US: ARTICLE 19 and others file amicus brief in Dakota Access Pipeline case

ARTICLE 19 has joined seven other civil society organisations to file an amicus curiae brief in a case coming before the United States District Court of North Dakota, in which the company responsible for building the Dakota Access Pipeline, Energy Transfer Partners (ETP), is suing various civil society organisations for nearly one billion dollars in damages and fees. This frivolous lawsuit attacks the basic tenets of the First Amendment, in seeking to reframe legitimate political speech by civil society groups on matters of the utmost public importance such as, variously, racketeering, defamation, tortious interference with business and common-law conspiracy. The brief calls on the Court to protect the rights to freedom of expression and association, by dismissing the complaint at the earliest opportunity.

The case before the District Court, Energy Transfer Equity, L.P. and Energy Transfer Partners, L.P., v. Greenpeace international and others, concerns the advocacy and campaigning work of various environmental civil society organisations, including Greenpeace International, in protest at the planned construction of the Dakota Access Pipeline.

As the amicus brief sets out, the construction of this oil pipeline, which stood to cross tribal lands, was mired in controversy and the subject of intense public debate on matters of the utmost public concern, including indigenous rights, environmental protections, the use of fossil fuels and climate change, and law enforcement and private security forces’ confrontations with peaceful protesters. The defendants were exercising their protected rights to freedom of expression, assembly, and association to actively engage in that debate.

Referencing the RICO Act (a statute more usually employed to target powerful organised criminal groups) and defamation law, however, ETP alleges that the defendants were in fact engaged in a vast criminal conspiracy to defraud and misinform the public. They claim that many statements made by the defendant organisations in their campaigning were false, and defamatory. ETP further argue that since the defendants were involved in an alleged conspiracy, that they should be held liable for the allegedly unlawful actions of other organisations and individuals involved in protests against the pipeline, which their defamatory statements are alleged to have ‘incited’.

Whilst it is unlikely this obviously meritless case would have any meaningful chance of success if it came to trial, its potential chilling effect on the rights to freedom of expression, assembly, and association would nevertheless be severe.
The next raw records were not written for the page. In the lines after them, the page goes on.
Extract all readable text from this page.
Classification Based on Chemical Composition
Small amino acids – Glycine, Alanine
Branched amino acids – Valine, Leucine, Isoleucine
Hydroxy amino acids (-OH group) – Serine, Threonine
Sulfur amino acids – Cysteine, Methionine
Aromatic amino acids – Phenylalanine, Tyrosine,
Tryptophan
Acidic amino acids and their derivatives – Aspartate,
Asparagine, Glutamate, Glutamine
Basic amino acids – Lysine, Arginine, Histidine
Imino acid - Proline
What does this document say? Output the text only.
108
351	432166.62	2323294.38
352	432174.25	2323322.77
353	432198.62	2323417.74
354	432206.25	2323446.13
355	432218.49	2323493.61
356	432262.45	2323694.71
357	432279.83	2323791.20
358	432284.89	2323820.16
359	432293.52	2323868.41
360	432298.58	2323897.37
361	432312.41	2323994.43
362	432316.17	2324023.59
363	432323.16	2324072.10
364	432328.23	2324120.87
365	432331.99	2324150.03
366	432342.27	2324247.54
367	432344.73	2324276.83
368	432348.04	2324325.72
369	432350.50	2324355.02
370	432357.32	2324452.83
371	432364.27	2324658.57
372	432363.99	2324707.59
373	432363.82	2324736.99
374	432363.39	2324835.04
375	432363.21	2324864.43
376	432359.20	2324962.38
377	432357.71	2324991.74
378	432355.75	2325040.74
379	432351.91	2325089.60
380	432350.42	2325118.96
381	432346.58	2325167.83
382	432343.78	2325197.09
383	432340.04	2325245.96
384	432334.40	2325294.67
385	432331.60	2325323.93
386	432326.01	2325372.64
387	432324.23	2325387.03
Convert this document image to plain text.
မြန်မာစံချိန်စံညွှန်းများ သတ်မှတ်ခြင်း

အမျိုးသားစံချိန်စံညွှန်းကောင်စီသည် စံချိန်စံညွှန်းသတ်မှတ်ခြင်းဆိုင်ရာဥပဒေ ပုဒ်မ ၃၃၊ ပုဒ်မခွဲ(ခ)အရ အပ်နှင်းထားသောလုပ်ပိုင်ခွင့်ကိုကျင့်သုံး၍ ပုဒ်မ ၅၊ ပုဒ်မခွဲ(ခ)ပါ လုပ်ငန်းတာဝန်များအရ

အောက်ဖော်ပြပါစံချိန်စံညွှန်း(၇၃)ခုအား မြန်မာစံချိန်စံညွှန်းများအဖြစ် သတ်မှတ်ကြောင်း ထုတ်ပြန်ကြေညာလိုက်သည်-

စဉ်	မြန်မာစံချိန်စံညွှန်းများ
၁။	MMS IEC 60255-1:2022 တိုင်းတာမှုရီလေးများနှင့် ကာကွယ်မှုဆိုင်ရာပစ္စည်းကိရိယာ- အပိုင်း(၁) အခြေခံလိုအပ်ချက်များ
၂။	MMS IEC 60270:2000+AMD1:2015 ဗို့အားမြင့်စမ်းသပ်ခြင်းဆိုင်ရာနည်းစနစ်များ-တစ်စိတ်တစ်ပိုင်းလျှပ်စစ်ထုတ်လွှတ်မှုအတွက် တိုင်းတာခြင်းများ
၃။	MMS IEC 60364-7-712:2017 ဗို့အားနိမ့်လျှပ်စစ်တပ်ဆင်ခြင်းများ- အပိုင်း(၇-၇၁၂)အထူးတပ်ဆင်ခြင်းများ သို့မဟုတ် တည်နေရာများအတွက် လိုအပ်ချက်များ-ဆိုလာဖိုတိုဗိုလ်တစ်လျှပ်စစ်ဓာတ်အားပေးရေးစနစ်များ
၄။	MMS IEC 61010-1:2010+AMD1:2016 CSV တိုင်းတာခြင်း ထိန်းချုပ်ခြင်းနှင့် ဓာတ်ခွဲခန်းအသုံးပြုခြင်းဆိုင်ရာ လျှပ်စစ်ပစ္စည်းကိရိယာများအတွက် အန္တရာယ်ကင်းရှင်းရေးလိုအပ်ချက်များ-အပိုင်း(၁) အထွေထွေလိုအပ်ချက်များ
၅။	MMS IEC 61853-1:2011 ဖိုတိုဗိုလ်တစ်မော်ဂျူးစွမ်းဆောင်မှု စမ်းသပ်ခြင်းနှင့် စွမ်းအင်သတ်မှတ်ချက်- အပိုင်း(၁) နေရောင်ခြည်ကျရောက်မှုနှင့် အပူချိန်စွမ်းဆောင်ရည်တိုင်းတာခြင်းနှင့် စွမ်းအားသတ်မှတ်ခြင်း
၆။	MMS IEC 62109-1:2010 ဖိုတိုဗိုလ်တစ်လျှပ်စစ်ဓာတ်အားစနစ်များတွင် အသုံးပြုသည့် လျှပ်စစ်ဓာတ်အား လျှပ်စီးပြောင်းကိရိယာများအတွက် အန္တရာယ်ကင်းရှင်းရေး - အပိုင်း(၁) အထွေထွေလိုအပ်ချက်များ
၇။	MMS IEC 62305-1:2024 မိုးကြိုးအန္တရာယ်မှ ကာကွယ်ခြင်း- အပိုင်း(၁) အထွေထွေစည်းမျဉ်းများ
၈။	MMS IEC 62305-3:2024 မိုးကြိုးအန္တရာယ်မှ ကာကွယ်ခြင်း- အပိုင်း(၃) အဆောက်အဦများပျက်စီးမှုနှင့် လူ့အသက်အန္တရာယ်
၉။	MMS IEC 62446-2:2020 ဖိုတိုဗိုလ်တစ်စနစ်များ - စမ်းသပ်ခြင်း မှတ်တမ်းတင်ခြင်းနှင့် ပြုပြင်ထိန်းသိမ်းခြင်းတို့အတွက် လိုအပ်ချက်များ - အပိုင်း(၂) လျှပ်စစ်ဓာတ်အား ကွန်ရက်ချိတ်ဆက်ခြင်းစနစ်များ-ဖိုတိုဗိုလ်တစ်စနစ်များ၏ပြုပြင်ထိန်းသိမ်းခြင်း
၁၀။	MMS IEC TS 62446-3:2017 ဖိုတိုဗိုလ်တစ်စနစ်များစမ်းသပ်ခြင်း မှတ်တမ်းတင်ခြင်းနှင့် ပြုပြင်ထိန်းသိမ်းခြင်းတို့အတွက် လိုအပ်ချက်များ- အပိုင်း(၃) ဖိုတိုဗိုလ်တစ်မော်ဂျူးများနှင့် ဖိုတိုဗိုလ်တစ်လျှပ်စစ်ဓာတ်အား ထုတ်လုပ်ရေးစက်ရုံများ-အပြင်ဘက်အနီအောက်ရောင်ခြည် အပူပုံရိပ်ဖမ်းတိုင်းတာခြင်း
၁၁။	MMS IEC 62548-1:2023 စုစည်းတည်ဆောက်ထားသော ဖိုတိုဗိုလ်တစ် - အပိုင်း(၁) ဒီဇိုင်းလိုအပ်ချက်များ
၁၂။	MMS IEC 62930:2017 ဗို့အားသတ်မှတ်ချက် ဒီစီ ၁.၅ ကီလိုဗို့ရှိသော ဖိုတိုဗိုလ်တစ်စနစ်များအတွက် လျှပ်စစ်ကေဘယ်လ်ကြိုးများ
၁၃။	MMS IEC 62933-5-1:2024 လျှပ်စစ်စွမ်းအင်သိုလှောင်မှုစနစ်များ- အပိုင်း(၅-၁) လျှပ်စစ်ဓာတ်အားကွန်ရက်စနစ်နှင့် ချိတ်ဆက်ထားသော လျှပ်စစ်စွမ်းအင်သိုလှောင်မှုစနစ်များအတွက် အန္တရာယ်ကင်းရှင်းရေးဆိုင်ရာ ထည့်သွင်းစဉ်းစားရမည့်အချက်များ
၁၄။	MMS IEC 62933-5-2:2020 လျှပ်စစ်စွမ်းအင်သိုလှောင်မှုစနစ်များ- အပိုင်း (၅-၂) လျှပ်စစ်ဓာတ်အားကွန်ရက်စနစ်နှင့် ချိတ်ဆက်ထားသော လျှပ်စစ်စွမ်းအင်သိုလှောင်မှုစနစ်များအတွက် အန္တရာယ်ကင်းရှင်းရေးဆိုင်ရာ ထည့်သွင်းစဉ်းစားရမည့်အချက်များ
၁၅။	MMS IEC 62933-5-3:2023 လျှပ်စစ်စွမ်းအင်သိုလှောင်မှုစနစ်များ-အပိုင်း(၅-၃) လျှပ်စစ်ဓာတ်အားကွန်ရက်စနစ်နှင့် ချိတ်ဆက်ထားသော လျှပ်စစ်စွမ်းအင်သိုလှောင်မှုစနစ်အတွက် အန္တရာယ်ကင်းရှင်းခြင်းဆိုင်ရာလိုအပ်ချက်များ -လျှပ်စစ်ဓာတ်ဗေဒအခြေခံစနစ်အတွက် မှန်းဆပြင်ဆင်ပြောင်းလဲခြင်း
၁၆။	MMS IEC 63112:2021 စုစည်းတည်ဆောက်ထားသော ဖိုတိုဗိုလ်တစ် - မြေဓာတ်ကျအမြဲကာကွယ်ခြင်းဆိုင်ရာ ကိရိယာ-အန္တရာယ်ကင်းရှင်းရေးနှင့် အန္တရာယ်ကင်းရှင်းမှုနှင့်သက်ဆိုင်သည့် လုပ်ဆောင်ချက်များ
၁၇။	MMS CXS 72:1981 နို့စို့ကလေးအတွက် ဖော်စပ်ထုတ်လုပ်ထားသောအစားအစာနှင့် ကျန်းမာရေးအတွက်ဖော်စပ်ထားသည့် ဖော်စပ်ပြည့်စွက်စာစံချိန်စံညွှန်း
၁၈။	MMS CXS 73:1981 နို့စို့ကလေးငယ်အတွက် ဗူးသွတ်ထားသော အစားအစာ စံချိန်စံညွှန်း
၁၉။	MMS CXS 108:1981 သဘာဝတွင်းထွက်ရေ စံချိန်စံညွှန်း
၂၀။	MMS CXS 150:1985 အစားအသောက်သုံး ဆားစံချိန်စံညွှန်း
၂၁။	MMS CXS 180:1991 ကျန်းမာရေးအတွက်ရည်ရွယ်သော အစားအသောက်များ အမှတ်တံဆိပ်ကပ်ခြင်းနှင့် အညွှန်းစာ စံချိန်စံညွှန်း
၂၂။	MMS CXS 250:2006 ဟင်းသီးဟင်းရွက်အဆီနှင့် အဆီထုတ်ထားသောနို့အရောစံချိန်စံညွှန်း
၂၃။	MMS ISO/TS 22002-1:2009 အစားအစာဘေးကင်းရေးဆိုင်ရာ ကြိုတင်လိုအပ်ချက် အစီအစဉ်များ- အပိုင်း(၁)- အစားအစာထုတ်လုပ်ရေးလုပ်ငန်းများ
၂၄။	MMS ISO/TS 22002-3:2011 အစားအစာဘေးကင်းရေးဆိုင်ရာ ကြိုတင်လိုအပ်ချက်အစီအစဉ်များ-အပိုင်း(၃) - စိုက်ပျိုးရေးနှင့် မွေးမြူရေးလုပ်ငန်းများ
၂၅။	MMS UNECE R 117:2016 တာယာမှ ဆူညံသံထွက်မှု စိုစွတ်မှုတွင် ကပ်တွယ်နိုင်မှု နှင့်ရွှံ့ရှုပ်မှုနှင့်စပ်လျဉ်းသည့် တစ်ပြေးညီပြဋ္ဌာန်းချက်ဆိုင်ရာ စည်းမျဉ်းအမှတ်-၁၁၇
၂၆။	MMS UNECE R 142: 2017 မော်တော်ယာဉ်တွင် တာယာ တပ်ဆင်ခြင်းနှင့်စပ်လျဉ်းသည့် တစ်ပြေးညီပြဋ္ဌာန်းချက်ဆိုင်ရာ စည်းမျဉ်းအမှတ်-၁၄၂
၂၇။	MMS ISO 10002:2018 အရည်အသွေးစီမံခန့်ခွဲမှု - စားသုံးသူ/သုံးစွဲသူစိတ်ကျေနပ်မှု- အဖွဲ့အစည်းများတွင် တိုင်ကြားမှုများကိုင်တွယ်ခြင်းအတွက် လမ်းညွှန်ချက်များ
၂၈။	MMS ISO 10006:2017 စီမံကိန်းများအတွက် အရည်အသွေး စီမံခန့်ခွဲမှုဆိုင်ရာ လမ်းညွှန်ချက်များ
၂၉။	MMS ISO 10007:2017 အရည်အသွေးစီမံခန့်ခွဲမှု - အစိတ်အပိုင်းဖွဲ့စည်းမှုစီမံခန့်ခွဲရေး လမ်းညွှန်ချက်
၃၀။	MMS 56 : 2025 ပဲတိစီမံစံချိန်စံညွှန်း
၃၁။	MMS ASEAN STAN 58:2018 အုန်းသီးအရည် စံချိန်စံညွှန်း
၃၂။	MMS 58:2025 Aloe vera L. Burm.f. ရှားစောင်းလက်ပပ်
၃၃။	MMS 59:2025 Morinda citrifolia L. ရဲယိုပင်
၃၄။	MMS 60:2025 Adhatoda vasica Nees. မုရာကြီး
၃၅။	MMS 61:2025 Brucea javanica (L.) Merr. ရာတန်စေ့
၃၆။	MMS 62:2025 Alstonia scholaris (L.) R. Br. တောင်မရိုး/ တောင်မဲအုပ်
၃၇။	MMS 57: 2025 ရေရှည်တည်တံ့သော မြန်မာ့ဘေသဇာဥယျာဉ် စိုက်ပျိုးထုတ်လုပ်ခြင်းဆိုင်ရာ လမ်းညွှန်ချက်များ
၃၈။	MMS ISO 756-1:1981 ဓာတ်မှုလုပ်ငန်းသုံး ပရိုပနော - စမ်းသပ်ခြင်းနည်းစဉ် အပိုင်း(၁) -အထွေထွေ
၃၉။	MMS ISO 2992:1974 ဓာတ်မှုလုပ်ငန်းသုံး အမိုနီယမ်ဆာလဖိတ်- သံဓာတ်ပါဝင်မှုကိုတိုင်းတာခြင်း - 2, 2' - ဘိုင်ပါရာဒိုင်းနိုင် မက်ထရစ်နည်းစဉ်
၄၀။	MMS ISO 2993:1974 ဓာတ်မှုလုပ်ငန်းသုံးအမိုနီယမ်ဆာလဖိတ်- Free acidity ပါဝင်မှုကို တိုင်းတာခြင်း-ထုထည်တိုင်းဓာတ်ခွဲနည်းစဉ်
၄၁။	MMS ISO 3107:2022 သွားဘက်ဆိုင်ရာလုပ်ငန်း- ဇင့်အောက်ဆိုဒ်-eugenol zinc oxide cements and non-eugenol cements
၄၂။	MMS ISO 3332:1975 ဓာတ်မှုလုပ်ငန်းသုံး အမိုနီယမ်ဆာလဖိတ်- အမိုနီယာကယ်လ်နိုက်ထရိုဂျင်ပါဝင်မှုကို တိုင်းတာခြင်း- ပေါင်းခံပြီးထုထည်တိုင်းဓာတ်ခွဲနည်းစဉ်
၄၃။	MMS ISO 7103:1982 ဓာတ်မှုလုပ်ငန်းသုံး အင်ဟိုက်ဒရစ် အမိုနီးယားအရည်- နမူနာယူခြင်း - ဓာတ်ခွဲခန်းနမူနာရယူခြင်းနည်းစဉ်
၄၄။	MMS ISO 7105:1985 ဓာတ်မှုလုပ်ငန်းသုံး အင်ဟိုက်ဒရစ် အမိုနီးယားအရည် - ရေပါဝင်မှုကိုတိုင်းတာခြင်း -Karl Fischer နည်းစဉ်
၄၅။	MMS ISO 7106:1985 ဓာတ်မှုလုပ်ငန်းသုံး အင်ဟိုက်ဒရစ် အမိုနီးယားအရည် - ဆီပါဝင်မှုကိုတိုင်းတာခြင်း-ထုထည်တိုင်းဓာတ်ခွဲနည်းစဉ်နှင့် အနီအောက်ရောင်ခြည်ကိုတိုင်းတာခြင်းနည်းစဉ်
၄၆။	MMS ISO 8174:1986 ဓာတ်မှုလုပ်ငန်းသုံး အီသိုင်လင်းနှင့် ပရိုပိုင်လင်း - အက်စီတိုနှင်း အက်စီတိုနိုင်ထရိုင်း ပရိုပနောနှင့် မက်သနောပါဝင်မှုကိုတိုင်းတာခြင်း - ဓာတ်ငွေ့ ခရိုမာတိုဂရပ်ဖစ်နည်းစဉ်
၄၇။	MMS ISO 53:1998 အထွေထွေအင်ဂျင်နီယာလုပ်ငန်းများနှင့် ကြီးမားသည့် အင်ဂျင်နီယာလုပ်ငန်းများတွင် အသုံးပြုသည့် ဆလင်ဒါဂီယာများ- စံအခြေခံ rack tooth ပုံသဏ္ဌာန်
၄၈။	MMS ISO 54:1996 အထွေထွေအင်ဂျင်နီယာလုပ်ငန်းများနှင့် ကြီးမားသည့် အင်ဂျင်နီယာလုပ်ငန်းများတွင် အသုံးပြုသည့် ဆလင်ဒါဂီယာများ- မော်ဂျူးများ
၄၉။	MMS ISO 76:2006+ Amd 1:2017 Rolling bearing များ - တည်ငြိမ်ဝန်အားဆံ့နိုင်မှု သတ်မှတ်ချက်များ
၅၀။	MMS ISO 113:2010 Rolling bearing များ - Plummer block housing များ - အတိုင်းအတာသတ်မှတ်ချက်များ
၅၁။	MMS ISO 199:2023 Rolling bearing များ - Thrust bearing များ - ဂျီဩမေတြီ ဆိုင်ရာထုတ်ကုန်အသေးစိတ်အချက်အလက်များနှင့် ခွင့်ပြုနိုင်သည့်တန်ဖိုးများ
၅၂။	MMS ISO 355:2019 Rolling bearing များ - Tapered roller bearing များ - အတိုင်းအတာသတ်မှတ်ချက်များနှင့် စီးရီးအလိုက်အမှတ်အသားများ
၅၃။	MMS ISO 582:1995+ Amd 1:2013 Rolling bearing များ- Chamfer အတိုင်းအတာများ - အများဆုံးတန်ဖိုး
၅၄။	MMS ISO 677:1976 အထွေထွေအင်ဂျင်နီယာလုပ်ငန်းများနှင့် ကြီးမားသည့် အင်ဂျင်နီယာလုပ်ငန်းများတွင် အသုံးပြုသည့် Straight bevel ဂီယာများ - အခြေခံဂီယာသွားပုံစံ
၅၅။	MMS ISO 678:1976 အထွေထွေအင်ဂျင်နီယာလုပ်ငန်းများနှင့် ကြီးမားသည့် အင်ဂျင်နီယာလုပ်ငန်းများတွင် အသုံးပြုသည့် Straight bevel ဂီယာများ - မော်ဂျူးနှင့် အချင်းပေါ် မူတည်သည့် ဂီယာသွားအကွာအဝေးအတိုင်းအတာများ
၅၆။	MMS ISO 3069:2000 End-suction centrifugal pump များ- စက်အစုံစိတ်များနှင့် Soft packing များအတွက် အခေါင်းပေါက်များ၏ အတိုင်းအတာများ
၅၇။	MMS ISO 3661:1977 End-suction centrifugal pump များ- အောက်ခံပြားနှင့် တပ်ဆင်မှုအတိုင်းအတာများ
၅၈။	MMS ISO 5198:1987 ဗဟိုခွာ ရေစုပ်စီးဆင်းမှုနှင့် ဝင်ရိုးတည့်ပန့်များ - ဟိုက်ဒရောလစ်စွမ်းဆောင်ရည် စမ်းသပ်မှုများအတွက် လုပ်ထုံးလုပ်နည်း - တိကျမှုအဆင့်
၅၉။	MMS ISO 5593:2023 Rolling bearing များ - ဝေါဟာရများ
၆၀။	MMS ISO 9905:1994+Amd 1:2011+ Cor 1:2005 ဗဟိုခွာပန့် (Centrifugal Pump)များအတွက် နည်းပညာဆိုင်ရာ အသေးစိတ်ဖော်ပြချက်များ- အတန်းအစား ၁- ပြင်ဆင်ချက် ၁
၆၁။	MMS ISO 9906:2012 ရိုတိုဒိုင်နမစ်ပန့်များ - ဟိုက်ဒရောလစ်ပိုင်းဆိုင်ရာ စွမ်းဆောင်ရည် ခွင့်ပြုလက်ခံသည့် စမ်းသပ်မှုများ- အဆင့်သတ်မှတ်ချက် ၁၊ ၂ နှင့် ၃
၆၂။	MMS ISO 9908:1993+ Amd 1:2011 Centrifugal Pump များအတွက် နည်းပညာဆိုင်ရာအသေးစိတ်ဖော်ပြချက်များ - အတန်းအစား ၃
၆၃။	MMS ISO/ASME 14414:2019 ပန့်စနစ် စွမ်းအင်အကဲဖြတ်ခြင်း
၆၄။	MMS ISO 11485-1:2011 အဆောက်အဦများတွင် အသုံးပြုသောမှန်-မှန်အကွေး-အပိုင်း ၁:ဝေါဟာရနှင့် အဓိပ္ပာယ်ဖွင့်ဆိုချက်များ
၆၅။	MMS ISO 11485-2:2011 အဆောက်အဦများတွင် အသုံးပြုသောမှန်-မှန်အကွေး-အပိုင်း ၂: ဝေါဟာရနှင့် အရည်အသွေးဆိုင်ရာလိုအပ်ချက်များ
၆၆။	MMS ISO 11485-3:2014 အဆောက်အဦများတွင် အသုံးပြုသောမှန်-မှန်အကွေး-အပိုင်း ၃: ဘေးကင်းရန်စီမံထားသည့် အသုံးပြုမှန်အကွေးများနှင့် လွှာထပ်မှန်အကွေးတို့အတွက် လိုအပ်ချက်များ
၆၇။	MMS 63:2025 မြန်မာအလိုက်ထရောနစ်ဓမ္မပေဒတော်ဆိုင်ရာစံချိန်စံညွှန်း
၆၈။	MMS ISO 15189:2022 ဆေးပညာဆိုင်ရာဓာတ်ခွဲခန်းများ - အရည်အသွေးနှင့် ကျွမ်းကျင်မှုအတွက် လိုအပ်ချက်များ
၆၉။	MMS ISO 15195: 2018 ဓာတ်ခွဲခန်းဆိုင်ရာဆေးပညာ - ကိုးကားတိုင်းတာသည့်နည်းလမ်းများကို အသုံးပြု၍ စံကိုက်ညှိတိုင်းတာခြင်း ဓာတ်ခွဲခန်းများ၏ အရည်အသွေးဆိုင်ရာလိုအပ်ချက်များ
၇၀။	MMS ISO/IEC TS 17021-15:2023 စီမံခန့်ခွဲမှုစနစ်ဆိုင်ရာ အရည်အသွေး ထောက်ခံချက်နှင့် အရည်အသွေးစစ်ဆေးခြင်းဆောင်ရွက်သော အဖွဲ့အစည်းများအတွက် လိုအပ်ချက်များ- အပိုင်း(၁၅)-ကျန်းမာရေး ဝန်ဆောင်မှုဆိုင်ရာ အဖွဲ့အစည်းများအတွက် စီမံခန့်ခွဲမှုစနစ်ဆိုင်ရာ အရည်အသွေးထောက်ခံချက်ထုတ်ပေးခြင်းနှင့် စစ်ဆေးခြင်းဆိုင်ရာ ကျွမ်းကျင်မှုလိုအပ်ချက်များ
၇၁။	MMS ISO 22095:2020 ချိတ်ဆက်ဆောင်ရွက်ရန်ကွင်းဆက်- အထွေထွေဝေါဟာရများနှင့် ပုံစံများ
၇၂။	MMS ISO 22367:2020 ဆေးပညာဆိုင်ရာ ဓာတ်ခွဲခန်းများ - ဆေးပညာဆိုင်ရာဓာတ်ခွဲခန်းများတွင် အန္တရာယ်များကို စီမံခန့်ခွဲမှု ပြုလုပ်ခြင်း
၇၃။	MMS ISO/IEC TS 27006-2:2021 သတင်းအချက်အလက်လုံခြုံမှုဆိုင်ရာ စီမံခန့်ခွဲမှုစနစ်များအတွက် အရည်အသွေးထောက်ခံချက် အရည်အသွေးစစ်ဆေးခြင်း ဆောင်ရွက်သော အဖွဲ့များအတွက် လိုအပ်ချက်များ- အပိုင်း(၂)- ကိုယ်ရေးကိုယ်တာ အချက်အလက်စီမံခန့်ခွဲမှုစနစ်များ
The amicus brief outlines why the Court should dismiss the complaints made by the ETP at the pleading stage, as follows:

  • First, that the acts which the ETP allege to constitute criminal conspiracy are quintessential examples of political speech on issues of clear public concern, and are as such subject to the highest levels of protection. If the ETP’s claim was accepted, advocacy organisations that seek public donations and campaign against business interests could face substantial claims for damages, undermining their free expression rights.
  • Second, that ETP’s argument that advocacy organisations can be held liable for the unlawful acts of non-affiliated organisations and individuals, simply on the grounds that they shared a common cause in protesting the pipeline, if accepted, would undermine the rights to freedom of association and expression. Such a broad interpretation of liability would have a severe deterrent effect on the willingness of advocacy organisations to speak out on, engage in peaceful protests on, or organise other advocacy actions, on matters subject to intense public debate for fear of attracting liability for the actions of third parties.
  • Third, that the mere fact of facing a RICO lawsuit poses an existential threat to a civil society organisation, bringing with it severe reputational damage, a burden on staff time in mounting a defense, the possibility of being required to disclose sensitive organisational documents, and the risk of extensive financial losses. As such, claims of this sort should be subject to close scrutiny to ensure that advocacy organisations are not deterred from carrying out their work, for fear of facing a RICO suit.
  • Fourth, that the defamation claim should be dismissed, as it seeks to impose liability for clearly political speech, in violation of the First Amendment. The brief submits that the defendant organisations’ speech clearly constitute statements of opinion, rather than false assertion of fact, and is therefore entitled to protection.
  • Fifth, that ETP’s tortious interference and civil-conspiracy claims should also be thrown out, as these clearly take aim at the same protected speech as the RICO and defamation claims.

The brief concludes that if accepted, ETP’s theory of liability would erode fundamental free speech and association rights of charitable organisations that rely on donations to support their work, and urges the Court to dismiss the complaint in its entirety.

The amicus brief has been filed along with American Civil Liberties Union, American Civil Liberties Union of North Dakota, American Civil Liberties Union of South Dakota, Natural Resources Defense Council, Brennan Center for Justice, First Amendment Coalition, and Rockefeller Brothers Fund.